Haigh moved the painting from her front window upon a police recommendation, and finally discontinued her gallery's regular hours on May 25, although she continued to visit as business required and had a one-day showing in early June featuring the work from KRK Ryden that was supposed to appear in her gallery that whole month. The closure brought with it an outpouring of sympathy from the San Francisco arts community and local activists, including a resolution before the city board of supervisors condemning the action. In a twist of irony, some artists in Bay Area media praised the 39-year-old Haigh as someone who lacked any overt political agenda when it came to showing art in her gallery, which opened in 2003
Complicating matters, beginning the week of June 1
Circa Art Magazine, the on-line Bay Area columnist Hank Donat and the conservative watchdog of the San Francisco Chronicle, ChronWatch, all ran pieces that indicted the potential accuracy of the press coverage surrounding Haigh's troubles.
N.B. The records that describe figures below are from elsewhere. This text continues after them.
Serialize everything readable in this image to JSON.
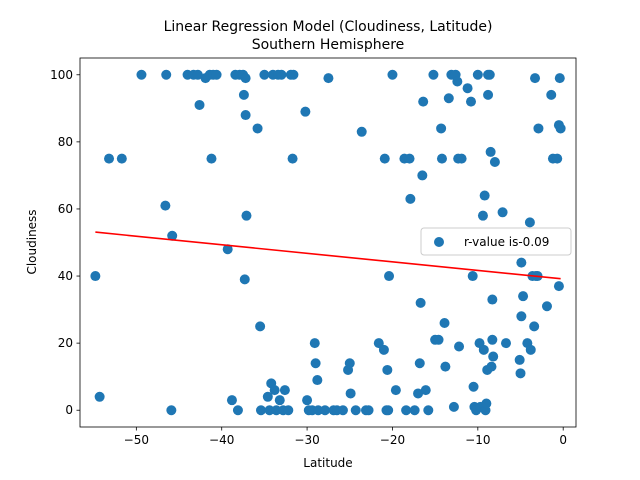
{
  "chart_data": {
    "type": "scatter",
    "title": "Linear Regression Model (Cloudiness, Latitude)",
    "subtitle": "Southern Hemisphere",
    "xlabel": "Latitude",
    "ylabel": "Cloudiness",
    "xlim": [
      -56.6,
      1.5
    ],
    "ylim": [
      -5,
      105
    ],
    "xticks": [
      -50,
      -40,
      -30,
      -20,
      -10,
      0
    ],
    "yticks": [
      0,
      20,
      40,
      60,
      80,
      100
    ],
    "grid": false,
    "legend": {
      "placement": "center-right",
      "entries": [
        {
          "label": "r-value is-0.09",
          "marker": "circle",
          "color": "#1f77b4"
        }
      ]
    },
    "series": [
      {
        "name": "r-value is-0.09",
        "color": "#1f77b4",
        "marker": "circle",
        "points": [
          [
            -54.8,
            40
          ],
          [
            -54.3,
            4
          ],
          [
            -53.2,
            75
          ],
          [
            -51.7,
            75
          ],
          [
            -49.4,
            100
          ],
          [
            -46.5,
            100
          ],
          [
            -46.6,
            61
          ],
          [
            -45.8,
            52
          ],
          [
            -45.9,
            0
          ],
          [
            -44.0,
            100
          ],
          [
            -43.3,
            100
          ],
          [
            -42.8,
            100
          ],
          [
            -42.6,
            91
          ],
          [
            -41.9,
            99
          ],
          [
            -41.4,
            100
          ],
          [
            -41.0,
            100
          ],
          [
            -41.2,
            75
          ],
          [
            -40.6,
            100
          ],
          [
            -39.3,
            48
          ],
          [
            -38.8,
            3
          ],
          [
            -38.4,
            100
          ],
          [
            -38.1,
            0
          ],
          [
            -37.9,
            100
          ],
          [
            -37.5,
            100
          ],
          [
            -37.4,
            94
          ],
          [
            -37.2,
            88
          ],
          [
            -37.2,
            99
          ],
          [
            -37.3,
            39
          ],
          [
            -37.1,
            58
          ],
          [
            -35.8,
            84
          ],
          [
            -35.5,
            25
          ],
          [
            -35.4,
            0
          ],
          [
            -35.0,
            100
          ],
          [
            -34.6,
            4
          ],
          [
            -34.4,
            0
          ],
          [
            -34.2,
            8
          ],
          [
            -34.0,
            100
          ],
          [
            -33.8,
            6
          ],
          [
            -33.6,
            0
          ],
          [
            -33.4,
            100
          ],
          [
            -33.2,
            3
          ],
          [
            -33.0,
            100
          ],
          [
            -32.8,
            0
          ],
          [
            -32.6,
            6
          ],
          [
            -32.2,
            0
          ],
          [
            -31.9,
            100
          ],
          [
            -31.7,
            75
          ],
          [
            -31.6,
            100
          ],
          [
            -30.2,
            89
          ],
          [
            -30.0,
            3
          ],
          [
            -29.8,
            0
          ],
          [
            -29.4,
            0
          ],
          [
            -29.1,
            20
          ],
          [
            -29.0,
            14
          ],
          [
            -28.8,
            9
          ],
          [
            -28.7,
            0
          ],
          [
            -27.9,
            0
          ],
          [
            -27.5,
            99
          ],
          [
            -26.9,
            0
          ],
          [
            -26.5,
            0
          ],
          [
            -25.8,
            0
          ],
          [
            -25.2,
            12
          ],
          [
            -25.0,
            14
          ],
          [
            -24.9,
            5
          ],
          [
            -24.3,
            0
          ],
          [
            -23.6,
            83
          ],
          [
            -23.1,
            0
          ],
          [
            -22.8,
            0
          ],
          [
            -21.6,
            20
          ],
          [
            -21.0,
            18
          ],
          [
            -20.9,
            75
          ],
          [
            -20.7,
            0
          ],
          [
            -20.6,
            12
          ],
          [
            -20.5,
            0
          ],
          [
            -20.4,
            40
          ],
          [
            -20.0,
            100
          ],
          [
            -19.6,
            6
          ],
          [
            -18.6,
            75
          ],
          [
            -18.4,
            0
          ],
          [
            -18.0,
            75
          ],
          [
            -17.9,
            63
          ],
          [
            -17.4,
            0
          ],
          [
            -17.0,
            5
          ],
          [
            -16.8,
            14
          ],
          [
            -16.7,
            32
          ],
          [
            -16.5,
            70
          ],
          [
            -16.4,
            92
          ],
          [
            -16.1,
            6
          ],
          [
            -15.8,
            0
          ],
          [
            -15.2,
            100
          ],
          [
            -15.0,
            21
          ],
          [
            -14.6,
            21
          ],
          [
            -14.3,
            84
          ],
          [
            -14.2,
            75
          ],
          [
            -13.9,
            26
          ],
          [
            -13.8,
            13
          ],
          [
            -13.4,
            93
          ],
          [
            -13.1,
            100
          ],
          [
            -12.8,
            1
          ],
          [
            -12.6,
            100
          ],
          [
            -12.4,
            98
          ],
          [
            -12.2,
            19
          ],
          [
            -12.3,
            75
          ],
          [
            -11.9,
            75
          ],
          [
            -11.2,
            96
          ],
          [
            -10.8,
            92
          ],
          [
            -10.6,
            40
          ],
          [
            -10.5,
            7
          ],
          [
            -10.4,
            1
          ],
          [
            -10.2,
            0
          ],
          [
            -10.0,
            100
          ],
          [
            -9.8,
            20
          ],
          [
            -9.7,
            1
          ],
          [
            -9.4,
            58
          ],
          [
            -9.3,
            18
          ],
          [
            -9.2,
            64
          ],
          [
            -9.1,
            0
          ],
          [
            -9.0,
            2
          ],
          [
            -8.9,
            12
          ],
          [
            -8.8,
            94
          ],
          [
            -8.6,
            100
          ],
          [
            -8.8,
            100
          ],
          [
            -8.5,
            77
          ],
          [
            -8.4,
            13
          ],
          [
            -8.3,
            33
          ],
          [
            -8.3,
            21
          ],
          [
            -8.2,
            16
          ],
          [
            -8.0,
            74
          ],
          [
            -7.1,
            59
          ],
          [
            -6.7,
            20
          ],
          [
            -5.1,
            15
          ],
          [
            -5.0,
            11
          ],
          [
            -4.9,
            28
          ],
          [
            -4.9,
            44
          ],
          [
            -4.7,
            34
          ],
          [
            -4.2,
            20
          ],
          [
            -3.9,
            56
          ],
          [
            -3.8,
            18
          ],
          [
            -3.6,
            40
          ],
          [
            -3.4,
            25
          ],
          [
            -3.3,
            99
          ],
          [
            -3.2,
            40
          ],
          [
            -3.0,
            40
          ],
          [
            -2.9,
            84
          ],
          [
            -1.9,
            31
          ],
          [
            -1.4,
            94
          ],
          [
            -1.2,
            75
          ],
          [
            -0.7,
            75
          ],
          [
            -0.5,
            37
          ],
          [
            -0.5,
            85
          ],
          [
            -0.4,
            99
          ],
          [
            -0.3,
            84
          ]
        ]
      }
    ],
    "regression": {
      "name": "r-value is-0.09",
      "color": "#ff0000",
      "x": [
        -54.8,
        -0.3
      ],
      "y": [
        53.1,
        39.2
      ]
    }
  }
}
These reports questioned the naiveté of hanging such overtly political art and not expecting some form of reaction to it, noted that Haigh had received $1.2 million in 2002 to settle accusations regarding abuse from a Catholic Priest, and stated that in 1994 the gallery owner had been sued by the boss of the company where she worked as an office manager for appropriation of funds in the neighborhood of $107,000, a debt she eventually settled. Donat quoted an anonymous police source and an anonymous person who attended the KRK Ryden show as believing the assault claim in particular may have been a hoax.
Neither Haigh or Colwell are speaking to the press, the artist insisting that that painting speaks for itself and asking that the city board resolution not insist on another public display of the painting. The incident itself, like so many others in an election years, has now become buried in a sea of competing agendas and political statements.